Язвительный юмор Джеймса вызвал в Уоррене новую вспышку враждебности.

– Не будет никакой реабилитации. Нет необходимости дразнить тебя морковкой, Хоки. – Имя было произнесено с таким презрением, что прозвучало как эпитет. – Есть твой корабль с экипажем. Если тебе наплевать на первый, то от твоего решения зависит, предстанут ли перед судом вместе с тобой твои люди.

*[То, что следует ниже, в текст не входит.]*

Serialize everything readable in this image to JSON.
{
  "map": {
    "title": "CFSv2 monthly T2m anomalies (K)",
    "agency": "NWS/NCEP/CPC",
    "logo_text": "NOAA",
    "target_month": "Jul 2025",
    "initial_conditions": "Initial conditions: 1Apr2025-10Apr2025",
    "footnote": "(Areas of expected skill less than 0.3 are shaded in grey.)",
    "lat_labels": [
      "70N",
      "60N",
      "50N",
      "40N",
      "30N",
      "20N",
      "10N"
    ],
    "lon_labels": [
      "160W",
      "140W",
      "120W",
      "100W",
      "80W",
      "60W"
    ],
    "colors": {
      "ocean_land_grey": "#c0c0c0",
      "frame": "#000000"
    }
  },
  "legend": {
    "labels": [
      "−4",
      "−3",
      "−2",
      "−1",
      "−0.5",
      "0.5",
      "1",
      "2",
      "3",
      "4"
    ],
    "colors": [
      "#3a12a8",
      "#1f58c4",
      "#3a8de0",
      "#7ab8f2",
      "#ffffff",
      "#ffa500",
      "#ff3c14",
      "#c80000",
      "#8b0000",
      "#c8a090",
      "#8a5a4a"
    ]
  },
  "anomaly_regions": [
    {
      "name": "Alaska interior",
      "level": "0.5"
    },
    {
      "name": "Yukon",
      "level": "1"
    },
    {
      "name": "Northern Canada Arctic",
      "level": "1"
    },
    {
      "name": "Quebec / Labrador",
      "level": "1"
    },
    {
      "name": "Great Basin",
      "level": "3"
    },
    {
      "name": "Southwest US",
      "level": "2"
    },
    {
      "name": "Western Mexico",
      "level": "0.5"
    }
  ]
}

Последние слова нанесли сильный удар по Джеймсу. Он уже давно подчинил себе опасный нрав своей молодости и хотя иногда и злился, заметить это мог только человек, знавший его в течение многих лет. Но нельзя было угрожать безнаказанно его семье, надеясь остаться невредимым. А половина экипажа была для Джеймса почти семьей.

Он медленно направился к Уоррену. Наблюдая за ним, Джорджина заподозрила, что брат слишком сильно задел Джеймса, хотя и не настолько, чтобы выпустить наружу те его грозные возможности, в существовании которых они с Маком убедились при первой встрече с этим человеком.

Даже голос Джеймса прозвучал мягко, когда он предупредил:

– Вы превышаете свои права, привлекая к делу мой корабль и экипаж.

Уоррен презрительно усмехнулся.

– А если это британское судно, вторгшееся в наши воды? Да еще если оно подозревается в пиратстве? Мы ничего не превышаем.

– Тогда я тоже.

Все произошло так быстро, что все находившиеся в комнате мгновенно оказались в состоянии шока, особенно Уоррен, вокруг горла которого обвились сильные пальцы. Он не сдавался, но отбросить противника не мог. Клинтон и Дрю бросились на Джеймса, схватили его за руки, но не смогли оторвать от Уоррена. Пальцы нападавшего медленно, неумолимо сжимались. Джорджина с едва не выпрыгивающим из груди сердцем подбежала к Джеймсу и крикнула ему в ухо:

– Не надо, пожалуйста! Он мой брат!

И тот мгновенно отпустил свою жертву.

Клинтон и Дрю подхватили Уоррена – он начал падать на пол, помогли ему добраться до ближайшего кресла, осмотрели его шею и решили, что ничего не повреждено. Пытаясь набрать в легкие побольше воздуху, Уоррен закашлялся.